Le relazioni terapeutiche efficaci sono quelle in cui il paziente possa “affidarsi” all’ascolto empatico del proprio terapeuta, nel quale deve esserci la coscienza del proprio sapere-potere, ma anche dei propri limiti di essere umano fallibile, quindi inferiore che deve confrontarsi con un paziente che va riconosciuto come persona che soffre e che chiede aiuto, quindi posto in una posizione di minus, ma capace allo stesso tempo di sapere, di parlare e di potere con autorevolezza, consapevole della propria dignità umana, della responsabilità della propria cura. Adler sottolionea molto bene con una metafora: “Si può condurre un cavallo fino all’acqua, ma non si può costringerlo a bere”. Tutto il resto è soltanto rapporto di potere con la finzione dell’uguaglianza.

Il potere del terapeuta, il potere del paziente, il potere della malattia, il potere della relazione, il potere curativo della comprensione empatica che è sempre intersoggettiva.

Non è possibile ripristinare in chi soffre la capacità di dialogare, di accettare le interpretazioni del terapeuta e di smantellare, quindi, le proprie finzioni rafforzate senza coinvolgimento emozionale e senza inesauribile disponibilità all’ascolto da parte del terapeuta, in quanto occorre calarsi nell’individuo prima che nel paziente che, se avverte nel curante solo la saggezza dello scienziato e solo la routine dell’esperienza diagnostica del professionista, si “spegne” tramutandosi da persona a semplice caso clinico.

L’aspetto centrale del lavoro terapeutico riguarda le due personalità in gioco, ovvero il transfert, il controtransfert e il potere curativo che nasce dalle dinamiche relazionali e lo psicoterapeuta è l’agente che nella relazione può rendere tutto ciò operativo.

Tutte le nostre forze, devono, perciò confluire in direzione di un’etica e di una gentilezza della psichiatria e della psicoterapia che implica per uno psicoterapeuta la capacità di prendere coscienza dell’influenza reciproca e spiraliforme del mondo interno della coppia terapeutica.

VII. Monitorare costantemente l’intrapsichico e l’intersoggettivo: il transfert e il controtransfert

Per questo è indispensabile acquisire la capacità di saper monitorare continuamente l’intrapsichico e l’intersoggettivo attraverso l’autosservazione di sé, dei propri stati d’animo, della propria soggettività, la cui conoscenza ed esperienza è fondamentale per poterli poi riconoscerli nel paziente.

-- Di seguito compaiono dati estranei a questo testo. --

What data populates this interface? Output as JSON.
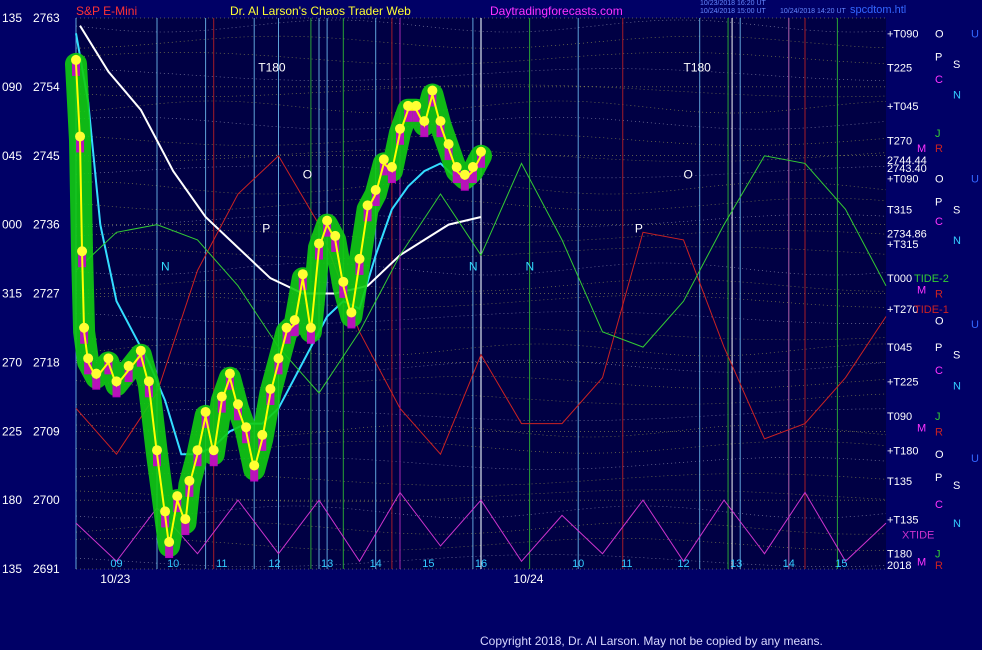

È illusorio credere che un terapeuta possa nascondersi dietro lo scudo difensivo di una scuola e di una dottrina onnipotente, che egli non sia fallibile o esente da errori e da emozioni, errori e emozioni che se individuati attraverso la continua capacità introspettiva possono trasformarsi da ostacolo in risorsa: un controtransfert non chiarito può essere rischioso per il prosieguo del lavoro analitico, che può subire stagnazione con la messa in scena di brandelli non riconosciuti, se non sufficientemente analizzati, della storia personale del terapeuta.

VIII. Conclusioni

In primo luogo, è necessario saper monitorare incessantemente l’intrapsichico e l’intersoggettivo nell’hic et nunc del setting attraverso un controllo clinico diretto delle dinamiche in gioco, e ciò è possibile solo se il terapeuta abbia effettuato un approfondito training personale, un’analisi personale.

Di fondamentale importanza, in secondo luogo, è la possibilità di esercitare un controllo extrasetting attraverso la supervisione.

In terzo luogo, è necessaria una formazione permanente dei terapeuti in genere e una formazione permanente dei formatori, che devono acquisire una costante attitudine a interrogarsi sui risvolti etici del proprio fare ed essere terapeuti, facendo della ricerca e dell’aggiornamento permanente un obiettivo primario.

Un buon terapeuta, come suggeriva Adler, deve essere sempre aperto alla ricerca, al confronto e alla tolleranza, deve studiare sempre altre teorie e altri punti di vista mettendo sempre tutto a confronto. Egli deve, soprattutto, concedendosi l’avventura, a volte “rischiosa”, d’immergersi in un’interazione intersoggettiva duale, che implica un incontro fra menti basato sulla comunicazione intersoggettiva implicita. Soltanto così ci sarà possibile incamminarci su un rinnovato sentiero di professionalizzazione del ruolo terapeutico che conduca verso una valorizzazione della relazione, dell’etica e della creatività.